Supervised Learning I: classification

Overview

Teaching: 20 min
Exercises: 10 min

Questions

How can I apply supervised learning to a data set?

Objectives

Know the basic Machine Learning terminology.

Build a model to predict a categorical target variable.

Apply logistic regression and random forests algorithms to a data set and compare them.

Learn the importance of separating data into training and test sets.

Supervised Learning I: classification

As mentioned in passing before: Supervised learning, is the branch of machine learning that involves predicting labels, such as whether a tumour will be benign or malignant.

In this section, you’ll attempt to predict tumour diagnosis based on geometrical measurements.

Discussion

Look at your pair plot. What would a baseline model there be?

Exercise

Build a model that predicts diagnosis based on whether X3 > 15 or something similar.
Solution
# Build baseline model
df$pred <- ifelse(df$X3 > 15, "M", "B")
df$pred

This is not a great model but it does give us a baseline: any model that we build later needs to perform better than this one.

Whoa: what do we mean by model performance here? There are many metrics to determine model performance and here we’ll use accuracy, the percentage of the data that the model got correct.

Note on terminology

The target variable is the one you are trying to predict;

Other variables are known as features (or predictor variables).

We first need to change df$X2, the target variable, to a factor:

# What is the class of X2?
class(df$X2)

[1] "character"

# Change it to a factor
df$X2 <- as.factor(df$X2)
# What is the class of X2 now?
class(df$X2)

[1] "factor"

Calculate baseline model accuracy:

# Calculate accuracy
confusionMatrix(as.factor(df$pred), df$X2)

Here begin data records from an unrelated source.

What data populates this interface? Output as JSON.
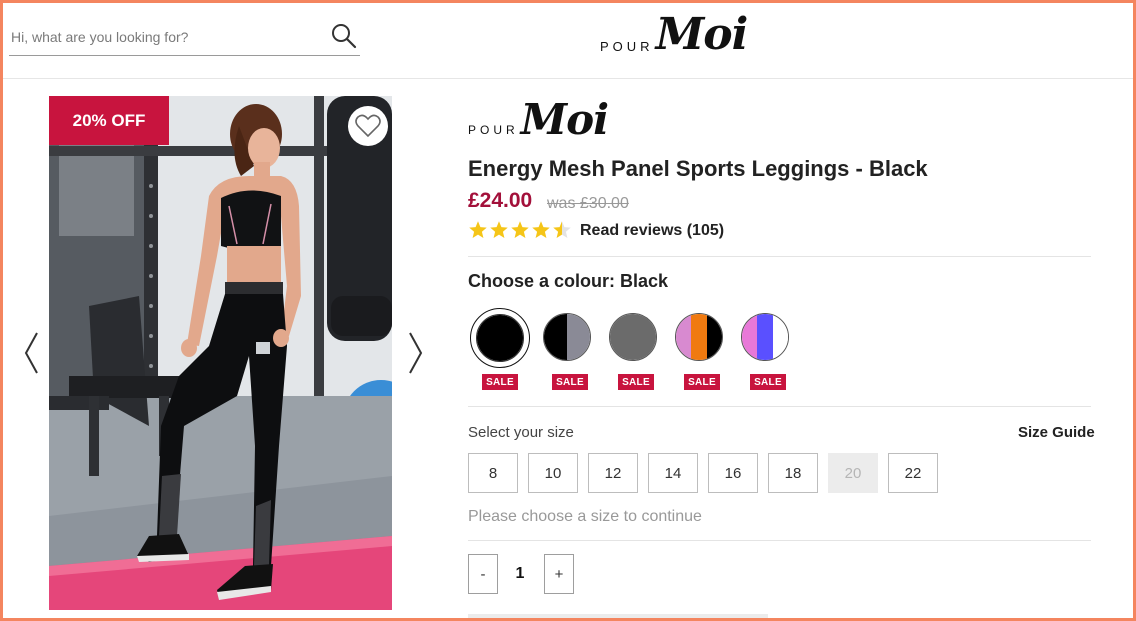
{
  "header": {
    "search_placeholder": "Hi, what are you looking for?",
    "logo_pour": "POUR",
    "logo_moi": "Moi"
  },
  "gallery": {
    "discount_badge": "20% OFF"
  },
  "product": {
    "brand_pour": "POUR",
    "brand_moi": "Moi",
    "title": "Energy Mesh Panel Sports Leggings - Black",
    "price": "£24.00",
    "was_price": "was £30.00",
    "rating": 4.5,
    "rating_max": 5,
    "reviews_link": "Read reviews (105)",
    "colour_label": "Choose a colour: Black",
    "colours": [
      {
        "name": "Black",
        "fill": [
          "#000000"
        ],
        "badge": "SALE",
        "selected": true
      },
      {
        "name": "Black/Grey",
        "fill": [
          "#000000",
          "#8a8a96"
        ],
        "badge": "SALE",
        "selected": false
      },
      {
        "name": "Grey",
        "fill": [
          "#6b6b6b"
        ],
        "badge": "SALE",
        "selected": false
      },
      {
        "name": "Pink/Orange/Black",
        "fill": [
          "#d88ad0",
          "#f07a10",
          "#000000"
        ],
        "badge": "SALE",
        "selected": false
      },
      {
        "name": "Pink/Blue",
        "fill": [
          "#e878d8",
          "#5a50ff",
          "#ffffff"
        ],
        "badge": "SALE",
        "selected": false
      }
    ],
    "size_label": "Select your size",
    "size_guide": "Size Guide",
    "sizes": [
      {
        "label": "8",
        "available": true
      },
      {
        "label": "10",
        "available": true
      },
      {
        "label": "12",
        "available": true
      },
      {
        "label": "14",
        "available": true
      },
      {
        "label": "16",
        "available": true
      },
      {
        "label": "18",
        "available": true
      },
      {
        "label": "20",
        "available": false
      },
      {
        "label": "22",
        "available": true
      }
    ],
    "size_message": "Please choose a size to continue",
    "quantity": {
      "minus": "-",
      "value": "1",
      "plus": "+"
    }
  },
  "colors": {
    "accent": "#c8143e",
    "price": "#a3103a",
    "star": "#f5c518",
    "frame": "#f4855f"
  }
}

Confusion Matrix and Statistics

          Reference
Prediction   B   M
         B 345  51
         M  12 161
                                          
               Accuracy : 0.8893          
                 95% CI : (0.8606, 0.9139)
    No Information Rate : 0.6274          
    P-Value [Acc > NIR] : < 2.2e-16       
                                          
                  Kappa : 0.754           
 Mcnemar's Test P-Value : 1.688e-06       
                                          
            Sensitivity : 0.9664          
            Specificity : 0.7594          
         Pos Pred Value : 0.8712          
         Neg Pred Value : 0.9306          
             Prevalence : 0.6274          
         Detection Rate : 0.6063          
   Detection Prevalence : 0.6960          
      Balanced Accuracy : 0.8629          
                                          
       'Positive' Class : B               
                                          

Now it’s time to build an ever so slightly more complex model, a logistic regression.

Logistic regression

Let’s build a logistic regression. You can read more about how logistic works here and the instructor may show you some motivating and/or explanatory equations on the white/chalk-board. What’s important to know is that logistic regression is used for classification problems (such as our case of predicting whether a tumour is benign or malignant).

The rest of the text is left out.